Os Estados Unidos da América têm a maior economia do mundo e mesmo não sendo o primeiro nome que nos vêm à cabeça quando falamos em vinhos, eles são o quarto maior produtor (atrás de França, Itália e Espanha) e os maiores consumidores mundiais por volume total. Além de vinho, consomem enormes volumes de cerveja, vodca, whisky, enfim.... Eles gostam de “molhar o bico”.
Entretanto, no final do século XIX o movimento contra a bebida, apoiado principalmente pela comunidade protestante, que são a maioria nos EUA, sob o mote de que a sociedade estava doente e que uma das causas eram as bebidas alcóolicas, tendo em vista problemas ligados ao alcoolismo, violência doméstica e corrupção policial, passou a pressionar os legisladores para o banimento do “goró” ou “booze” na gíria deles.
Aos poucos foram ganhando apoio, conquistaram vitórias em diversos estados, ganharam força com a primeira guerra mundial com o pretexto de que os grãos deviam ser utilizados para alimentar os soldados e a Europa destruída e não para produzirem álcool, até que em 1920 a 18ª Emenda à Constituição dos Estados Unidos foi aprovada e a produção, a importação, o transporte e a comercialização de bebidas alcoólicas foram banidas.
Foi um golpe muito dolorido para a vibrante nova indústria vitivinícola americana estabelecida principalmente na Califórnia. Diferentemente dos vinhos, os produtores ilegais de Whiskey, Bourbon, Gin e Moonshine, proliferaram junto com os contrabandistas e a violenta máfia italiana que traficava as bebidas. O expoente mais famoso desse período foi Al Capone que inclusive gostava de um bom vinho.
Nessa mesma época, por conta do banimento do álcool o consumo de cannabis se popularizou e causou problemas similares, até passar a ser vendida como erva medicinal e atualmente vem sendo aos poucos legalizada mundo a fora gerando uma indústria de centenas de milhões de dólares.
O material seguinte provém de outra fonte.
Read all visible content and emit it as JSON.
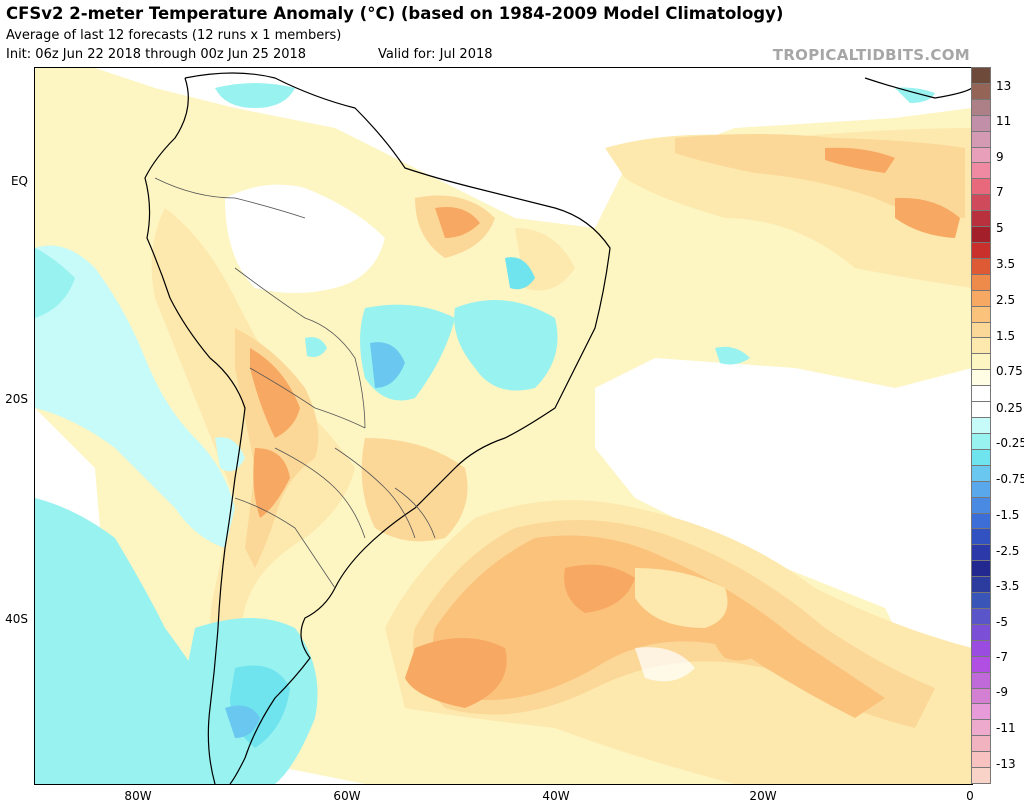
{
  "header": {
    "title": "CFSv2 2-meter Temperature Anomaly (°C) (based on 1984-2009 Model Climatology)",
    "subtitle": "Average of last 12 forecasts (12 runs x 1 members)",
    "init": "Init: 06z Jun 22 2018 through 00z Jun 25 2018",
    "valid": "Valid for: Jul 2018",
    "brand": "TROPICALTIDBITS.COM"
  },
  "map": {
    "lat_labels": [
      "EQ",
      "20S",
      "40S"
    ],
    "lon_labels": [
      "80W",
      "60W",
      "40W",
      "20W",
      "0"
    ]
  },
  "colorbar": {
    "labels": [
      "13",
      "11",
      "9",
      "7",
      "5",
      "3.5",
      "2.5",
      "1.5",
      "0.75",
      "0.25",
      "-0.25",
      "-0.75",
      "-1.5",
      "-2.5",
      "-3.5",
      "-5",
      "-7",
      "-9",
      "-11",
      "-13"
    ],
    "colors": [
      "#6e4a3a",
      "#946456",
      "#ad7f86",
      "#c190a8",
      "#d49ab4",
      "#e79fba",
      "#f08aa3",
      "#e8687c",
      "#cf4b5c",
      "#b9313d",
      "#a3202b",
      "#c9302c",
      "#de5a34",
      "#ee8a4a",
      "#f7a862",
      "#fbc27c",
      "#fcd898",
      "#fde9ad",
      "#fdf5c2",
      "#fffde4",
      "#ffffff",
      "#ffffff",
      "#c6fbf9",
      "#98f2f0",
      "#6fe4ee",
      "#6ac8f0",
      "#59a8ec",
      "#4a8ae3",
      "#3d6dd6",
      "#3352c2",
      "#2b3aa8",
      "#232891",
      "#2b3c9e",
      "#3a55b8",
      "#5a55c8",
      "#7b4fd6",
      "#9a4ce0",
      "#b24fe3",
      "#c06ad9",
      "#d37fd2",
      "#e79bd8",
      "#eeaacc",
      "#f2b3c0",
      "#f7c2bf",
      "#f9d2c8"
    ]
  }
}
Já existe inclusive vinhos infundidos de maconha, mas esse tema fica para outra newsletter.
O vinho não teve o mesmo apelo junto aos traficantes e sua produção foi quase totalmente extinta, mas alguns produtores conseguiram enxergar em uma brecha legal uma fora de continuar existindo. A produção e o transporte eram ilegais, mas seu consumo não. Os mais abastados, inclusive, fizeram enormes estoques de vinhos e outras bebidas antes da entrada em vigor da lei e continuaram tomando seu vinhozinho tranquilamente por muitos anos.
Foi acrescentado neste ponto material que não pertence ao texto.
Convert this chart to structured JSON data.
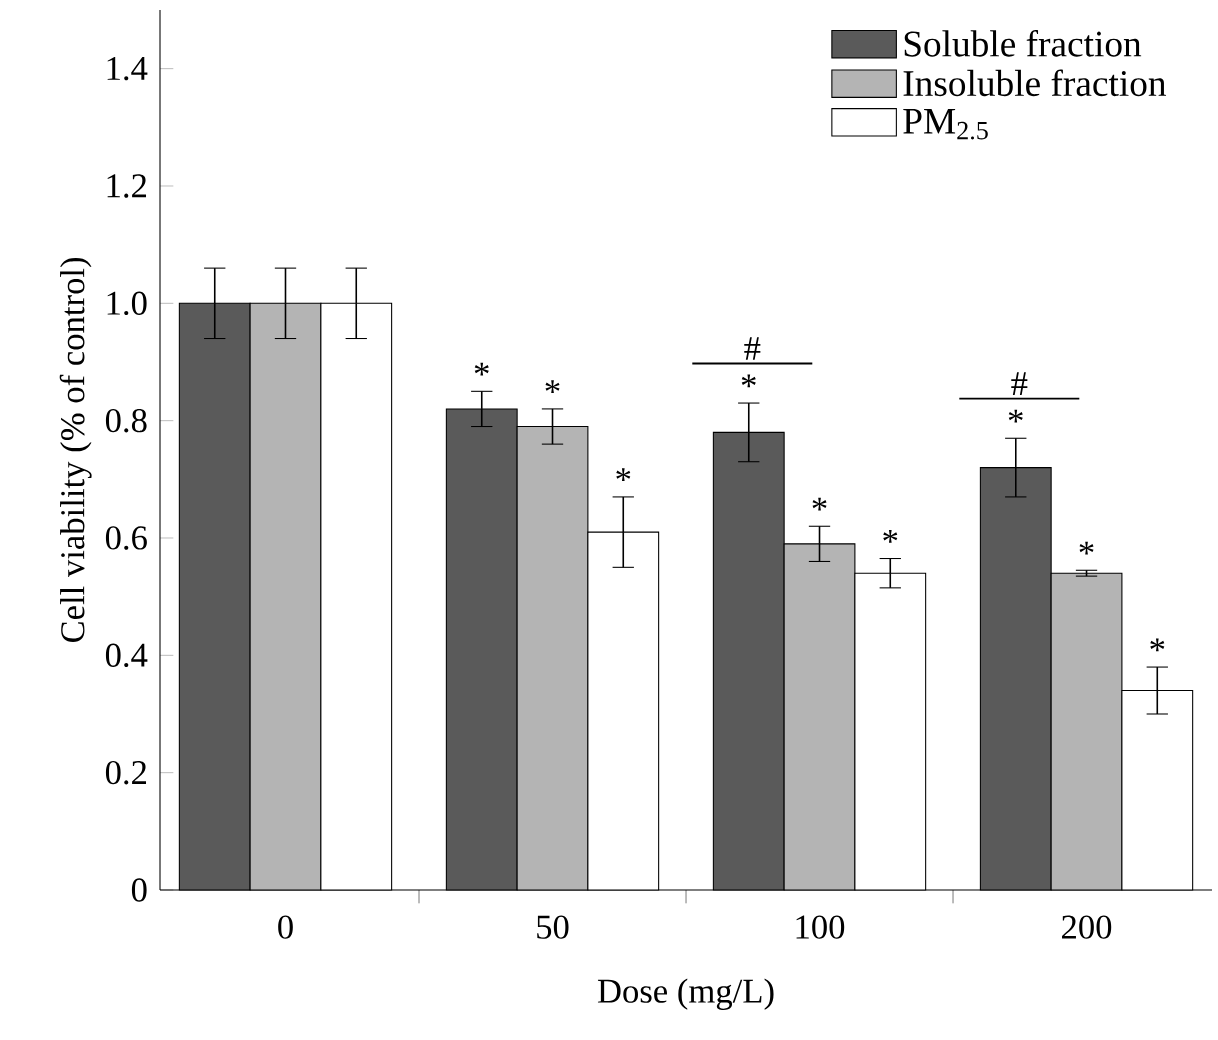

Com uma indústria farmacêutica ainda incipiente o álcool era prescrito por médicos para o tratamento de muitas doenças e alguns produtores conseguira a autorização para a produção com fins medicinais. Um produtor de Nova Jersey, ainda em operação nos dias de hoje, chamado Renault Wine, produzia um tônico farmacêutico a base de vinhos que avisava em seus rótulos para que não gelassem o tônico, pois caso contrário ele se tornaria vinho e vinho era ilegal.
É de se imaginar que o número de receitas aumentou muito, sendo que algumas grandes cadeias de farmácias dos EUA cresceram exponencialmente, justamente nesse período.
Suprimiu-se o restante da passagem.